There is a base version of R, containing a group of default packages that are delivered along with the standard version of the software (you can skip to the Installing R and writing R code section for more on how to obtain and install it). The functionalities available through the base version are mainly related to filesystem manipulation, statistical analysis, and data visualization.

While this base version is regularly maintained and updated by the R core team, virtually every R user can add further new functionalities to those available within the package, developing and sharing custom packages.

This is basically how the package development and sharing flow works:

  1. The R user develops a new package, for example a package introducing a new machine learning algorithm exposed within a freshly published academic paper.
  2. The user submits the package to the CRAN repository or a similar repository. The Comprehensive R Archive Network (CRAN) is the official repository for R-related documents and packages. 
  1. Every R user can gain access to the additional features introduced with any given package, installing and loading them into their R environment. If the package has been submitted to CRAN, installing and loading the package will result in running just the two following lines of R code (similar commands are available for alternative repositories such as Bioconductor):
install.packages("ggplot2")
library(ggplot2)

As you can see, this is a really convenient and effective way to expand R functionalities, and you will soon see how wide the range of functionalities added through additional packages developed by R users is.

More than 9,000 packages are available on CRAN, and this number is sure to increase further, making more and more additional features available to the R community.

Data visualization friendly

 as a discipline data visualization encompasses all of the principles and techniques employable to effectively display the information and messages contained within a set of data.

Since we are living in an information-heavy age, the ability to effectively and concisely communicate articulated and complex messages through data visualization is a core asset for any professional.
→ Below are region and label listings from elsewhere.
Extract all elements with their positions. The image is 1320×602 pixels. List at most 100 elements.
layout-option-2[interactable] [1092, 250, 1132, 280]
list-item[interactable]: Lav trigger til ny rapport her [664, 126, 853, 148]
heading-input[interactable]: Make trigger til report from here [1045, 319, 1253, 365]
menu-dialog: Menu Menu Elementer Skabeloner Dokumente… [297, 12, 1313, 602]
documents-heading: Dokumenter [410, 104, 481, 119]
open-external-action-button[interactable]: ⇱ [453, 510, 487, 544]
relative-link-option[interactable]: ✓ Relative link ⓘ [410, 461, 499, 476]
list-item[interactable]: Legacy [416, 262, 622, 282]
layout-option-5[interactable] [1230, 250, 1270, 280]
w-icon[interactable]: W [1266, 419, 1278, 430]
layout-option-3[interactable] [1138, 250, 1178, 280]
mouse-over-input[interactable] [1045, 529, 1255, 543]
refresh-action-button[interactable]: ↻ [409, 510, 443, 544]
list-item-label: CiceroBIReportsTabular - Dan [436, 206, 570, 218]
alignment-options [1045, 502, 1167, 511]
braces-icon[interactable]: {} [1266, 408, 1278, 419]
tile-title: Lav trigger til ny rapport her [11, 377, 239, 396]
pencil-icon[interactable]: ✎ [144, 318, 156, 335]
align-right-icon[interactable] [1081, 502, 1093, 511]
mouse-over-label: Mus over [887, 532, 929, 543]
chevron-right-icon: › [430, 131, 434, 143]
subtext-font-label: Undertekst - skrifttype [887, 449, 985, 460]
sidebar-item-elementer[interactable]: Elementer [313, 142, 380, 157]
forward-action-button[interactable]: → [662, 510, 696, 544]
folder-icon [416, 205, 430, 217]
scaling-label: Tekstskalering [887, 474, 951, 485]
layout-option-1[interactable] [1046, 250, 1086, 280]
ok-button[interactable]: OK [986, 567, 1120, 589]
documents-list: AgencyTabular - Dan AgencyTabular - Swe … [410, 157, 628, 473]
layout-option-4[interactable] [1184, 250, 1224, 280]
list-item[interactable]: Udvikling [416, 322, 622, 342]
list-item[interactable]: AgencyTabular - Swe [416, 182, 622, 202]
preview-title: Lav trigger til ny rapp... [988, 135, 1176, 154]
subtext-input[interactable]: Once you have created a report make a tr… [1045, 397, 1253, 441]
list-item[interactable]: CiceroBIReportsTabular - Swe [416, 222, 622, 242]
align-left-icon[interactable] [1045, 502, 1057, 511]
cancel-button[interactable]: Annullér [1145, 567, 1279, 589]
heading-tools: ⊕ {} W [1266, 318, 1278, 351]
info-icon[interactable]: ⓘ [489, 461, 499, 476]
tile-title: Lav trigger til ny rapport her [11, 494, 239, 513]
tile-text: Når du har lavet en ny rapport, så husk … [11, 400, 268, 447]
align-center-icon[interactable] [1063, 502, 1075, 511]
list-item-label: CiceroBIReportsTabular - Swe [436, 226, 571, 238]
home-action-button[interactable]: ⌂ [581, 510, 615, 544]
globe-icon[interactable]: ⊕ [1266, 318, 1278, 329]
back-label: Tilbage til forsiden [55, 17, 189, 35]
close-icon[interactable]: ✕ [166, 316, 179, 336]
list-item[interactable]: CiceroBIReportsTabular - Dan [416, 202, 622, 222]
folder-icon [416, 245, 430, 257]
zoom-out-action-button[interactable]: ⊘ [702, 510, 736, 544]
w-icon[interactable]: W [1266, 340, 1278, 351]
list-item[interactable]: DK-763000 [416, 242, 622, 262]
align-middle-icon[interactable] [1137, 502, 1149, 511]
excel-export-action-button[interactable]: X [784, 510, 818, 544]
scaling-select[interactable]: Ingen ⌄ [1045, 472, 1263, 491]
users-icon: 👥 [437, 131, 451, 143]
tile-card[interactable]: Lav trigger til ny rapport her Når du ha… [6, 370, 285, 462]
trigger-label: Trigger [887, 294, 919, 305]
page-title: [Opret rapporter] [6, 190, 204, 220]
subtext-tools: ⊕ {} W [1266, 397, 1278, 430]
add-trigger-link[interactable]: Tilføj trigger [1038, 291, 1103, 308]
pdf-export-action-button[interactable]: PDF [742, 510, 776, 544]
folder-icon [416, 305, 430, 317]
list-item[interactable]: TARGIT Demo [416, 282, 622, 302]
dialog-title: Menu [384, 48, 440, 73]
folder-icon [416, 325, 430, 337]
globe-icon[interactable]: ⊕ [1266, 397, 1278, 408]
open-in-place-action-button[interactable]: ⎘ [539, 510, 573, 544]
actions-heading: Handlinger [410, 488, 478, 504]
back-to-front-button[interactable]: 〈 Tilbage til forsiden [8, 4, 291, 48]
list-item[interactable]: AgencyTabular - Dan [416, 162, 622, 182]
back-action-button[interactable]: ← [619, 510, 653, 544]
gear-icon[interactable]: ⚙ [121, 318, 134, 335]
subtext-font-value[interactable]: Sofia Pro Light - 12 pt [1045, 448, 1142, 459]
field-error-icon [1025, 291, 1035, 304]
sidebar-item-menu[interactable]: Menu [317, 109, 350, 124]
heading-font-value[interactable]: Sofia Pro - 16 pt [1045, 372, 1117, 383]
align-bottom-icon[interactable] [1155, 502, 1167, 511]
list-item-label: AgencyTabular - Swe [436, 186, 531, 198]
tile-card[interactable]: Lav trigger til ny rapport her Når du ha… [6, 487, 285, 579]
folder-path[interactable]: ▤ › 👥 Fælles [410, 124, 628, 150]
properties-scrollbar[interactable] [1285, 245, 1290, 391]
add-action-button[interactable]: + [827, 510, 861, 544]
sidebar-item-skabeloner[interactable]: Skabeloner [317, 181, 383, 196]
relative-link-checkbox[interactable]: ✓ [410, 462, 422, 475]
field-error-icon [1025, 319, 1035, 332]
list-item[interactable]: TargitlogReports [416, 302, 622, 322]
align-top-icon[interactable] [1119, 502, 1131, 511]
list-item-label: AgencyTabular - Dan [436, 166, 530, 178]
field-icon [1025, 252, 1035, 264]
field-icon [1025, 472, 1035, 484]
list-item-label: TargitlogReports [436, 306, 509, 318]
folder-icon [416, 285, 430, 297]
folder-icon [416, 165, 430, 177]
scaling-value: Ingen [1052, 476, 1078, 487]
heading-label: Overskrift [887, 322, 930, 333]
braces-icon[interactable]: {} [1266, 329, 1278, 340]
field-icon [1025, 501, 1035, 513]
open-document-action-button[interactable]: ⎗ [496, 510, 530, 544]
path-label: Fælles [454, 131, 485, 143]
This is exactly why R is experiencing a great response in academic and professional fields: the data visualization capabilities of R place it at the cutting edge of these fields.

R has been noticed for its amazing data visualization features right from its beginning; when some of its peers still showed x axes-built aggregating + signs, R was already able to produce astonishing 3D plots. Nevertheless, a major improvement of R as a data visualization technique came when Auckland's Hadley Wickham developed the highly famous ggplot2 package based on The Grammar of Graphics, introducing into the R world an organic framework for data visualization tasks:

This package alone introduced the R community to a highly flexible way of producing and visualizing almost every kind of data visualization, having also been designed as an expandable tool, in order to add the possibility of incorporating new data visualization techniques as soon as they emerge. Finally, ggplot2 gives you the ability to highly customize your plot, adding every kind of graphical or textual annotation to it.

Nowadays, R is being used by the biggest tech companies, such as Facebook and Google, and by widely circulated publications such as the Economist and the New York Times to visualize their data and convey their information to their stakeholders and readers.

To sum all this up—should you invest your precious time learning R? If you are a professional or a student who could gain advantages from knowing effective and cutting-edge techniques to manipulate, model, and present data, I can only give you a positive opinion: yes. You should definitely learn R, and consider it a long-term investment, since the points of strength we have seen place it in a great position to further expand its influence in the coming years in every industry and academic field.